Gambian man convicted by US jury for role in torture program

By Kanishka Singh

WASHINGTON (Reuters) – A man who was accused of being part of a Gambian armed unit run by former dictator Yahya Jammeh has been convicted in the United States for torture, the Justice Department said on Tuesday.

A Colorado jury convicted the Gambian national, Michael Sang Correa, for his participation in the torture of numerous victims in The Gambia in 2006, including through beating and flesh burning, because of the victims’ purported involvement in a coup plot against the then-president, the Justice Department added.

The case marked the first known time that someone faced criminal prosecution over the role of the feared armed group known as “the Junglers” in Gambia’s police state during the rule of Jammeh, who seized power in 1994 and foiled several attempts to overthrow him before he lost an election in late 2016.

Correa was arrested in 2020 under a law which makes it a crime for anyone in the United States to commit torture abroad.

Jammeh denied torture during his rule.

The Junglers were a secretive offshoot of the Gambian army that took orders from Jammeh. Rights groups and former victims say they carried out a brutal form of justice that worsened after the failed coup.

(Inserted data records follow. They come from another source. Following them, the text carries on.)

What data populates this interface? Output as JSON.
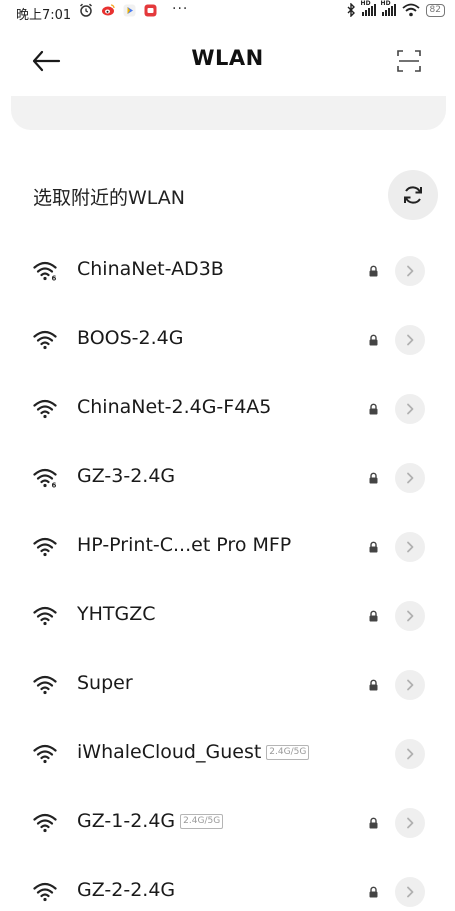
{
  "status_bar": {
    "time": "晚上7:01",
    "more": "···",
    "battery": "82",
    "hd1": "HD",
    "hd2": "HD",
    "icons": [
      "alarm-icon",
      "weibo-icon",
      "play-icon",
      "red-app-icon",
      "bluetooth-icon",
      "signal-icon",
      "signal-icon",
      "wifi-icon",
      "battery-icon"
    ]
  },
  "header": {
    "title": "WLAN",
    "back_icon": "back-arrow-icon",
    "scan_icon": "scan-icon"
  },
  "section": {
    "title": "选取附近的WLAN",
    "refresh_icon": "refresh-icon"
  },
  "networks": [
    {
      "name": "ChinaNet-AD3B",
      "badge": "",
      "locked": true,
      "wifi6": true
    },
    {
      "name": "BOOS-2.4G",
      "badge": "",
      "locked": true,
      "wifi6": false
    },
    {
      "name": "ChinaNet-2.4G-F4A5",
      "badge": "",
      "locked": true,
      "wifi6": false
    },
    {
      "name": "GZ-3-2.4G",
      "badge": "",
      "locked": true,
      "wifi6": true
    },
    {
      "name": "HP-Print-C...et Pro MFP",
      "badge": "",
      "locked": true,
      "wifi6": false
    },
    {
      "name": "YHTGZC",
      "badge": "",
      "locked": true,
      "wifi6": false
    },
    {
      "name": "Super",
      "badge": "",
      "locked": true,
      "wifi6": false
    },
    {
      "name": "iWhaleCloud_Guest",
      "badge": "2.4G/5G",
      "locked": false,
      "wifi6": false
    },
    {
      "name": "GZ-1-2.4G",
      "badge": "2.4G/5G",
      "locked": true,
      "wifi6": false
    },
    {
      "name": "GZ-2-2.4G",
      "badge": "",
      "locked": true,
      "wifi6": false
    }
  ],
  "colors": {
    "background": "#ffffff",
    "text": "#1a1a1a",
    "chip": "#efefef",
    "icon": "#222222",
    "badge": "#9a9a9a"
  }
}
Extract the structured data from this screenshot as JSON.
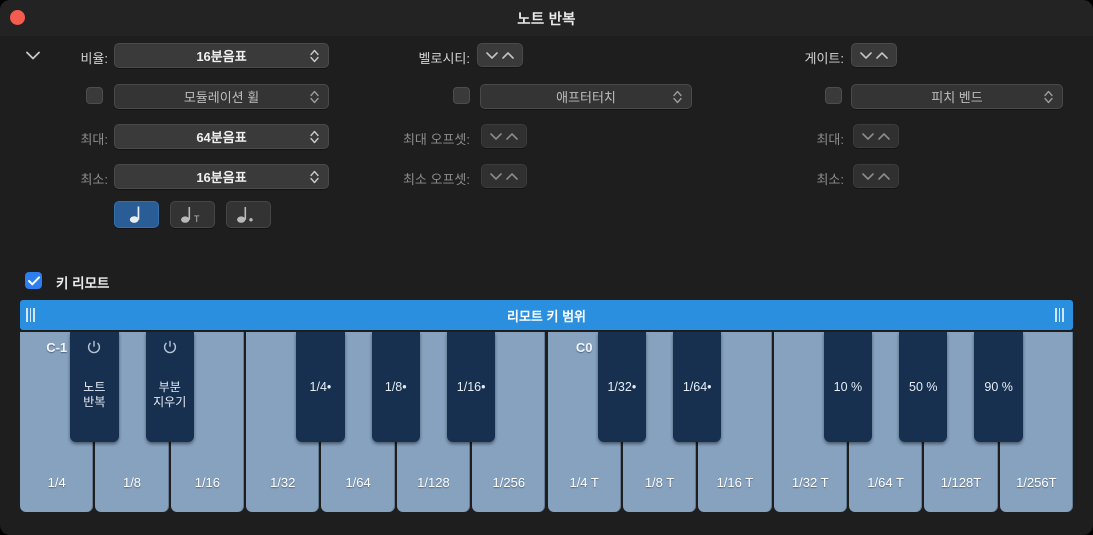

Suspected coup plotters and other outspoken opponents of Jammeh were taken to the National Intelligence Agency near one of the capital Banjul’s white sand beaches, according to victims who spoke to Reuters.

Some found themselves in a torture chamber where they were shocked with electricity, beaten, burned with acid and smothered with plastic bags, they said.

Correa faces a maximum penalty of 20 years in prison for each of the five torture counts and the count of conspiracy to commit torture, the Justice Department said.